The Financial Conduct Authority has watered down plans to reform how firms are levied to fund the Money Advice Service resulting in a less significant fall in advisers’ total MAS levies than was first expected.
In January the FSA consulted on allocating MAS “money advice” costs based on its data of how consumers use the service. The regulator initially suggested this could mean the total costs for firms in the A13 fee block, which covers many advisers, falling a massive 93 per cent from £4.6m to £300,000.
Mortgage lenders strongly opposed the plans, which would seen their MAS costs soar by 1309 per cent from £1.1m to £15.5m.
The FCA now says the change to allocation costs based on consumer usage was being introduced too quickly.
The MAS has since proposed a revised cost allocation basis for 2013/14 which will use a mix of the consumer usage method and the current allocation method to fee blocks, split 25:75.
Under the revised cost allocation method, advisers in the A13 fee block will see their fees go from £4.6m to £2.7m.

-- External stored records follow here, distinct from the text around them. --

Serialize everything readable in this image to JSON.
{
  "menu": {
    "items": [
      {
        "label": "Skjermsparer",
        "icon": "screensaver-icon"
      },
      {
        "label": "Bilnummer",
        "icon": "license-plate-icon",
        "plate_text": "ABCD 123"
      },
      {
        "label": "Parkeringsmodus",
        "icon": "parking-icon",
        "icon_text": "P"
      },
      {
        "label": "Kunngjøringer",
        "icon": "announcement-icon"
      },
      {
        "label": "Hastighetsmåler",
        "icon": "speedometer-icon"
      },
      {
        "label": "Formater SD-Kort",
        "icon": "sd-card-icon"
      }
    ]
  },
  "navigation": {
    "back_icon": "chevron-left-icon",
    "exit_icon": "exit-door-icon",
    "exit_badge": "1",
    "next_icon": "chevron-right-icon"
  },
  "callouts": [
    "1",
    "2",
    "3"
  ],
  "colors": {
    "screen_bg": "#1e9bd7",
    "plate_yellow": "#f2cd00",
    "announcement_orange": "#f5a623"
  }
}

Mortgage lenders will still see a significant increase to their total MAS costs, but not as dramatic as first proposed, with their bill going from £1.1m to £4.3m.
The FCA says: “We believe the revised approach addresses the concerns raised by the industry that the pace of change to a consumer usage method was too quick and the transfer of burden too significant for the notice period given.
“It also allows more time for further consideration to be given by both the MAS and the industry on how a consumer usage method should operate and the extent to which there are alternatives or a mixture of more than one method.”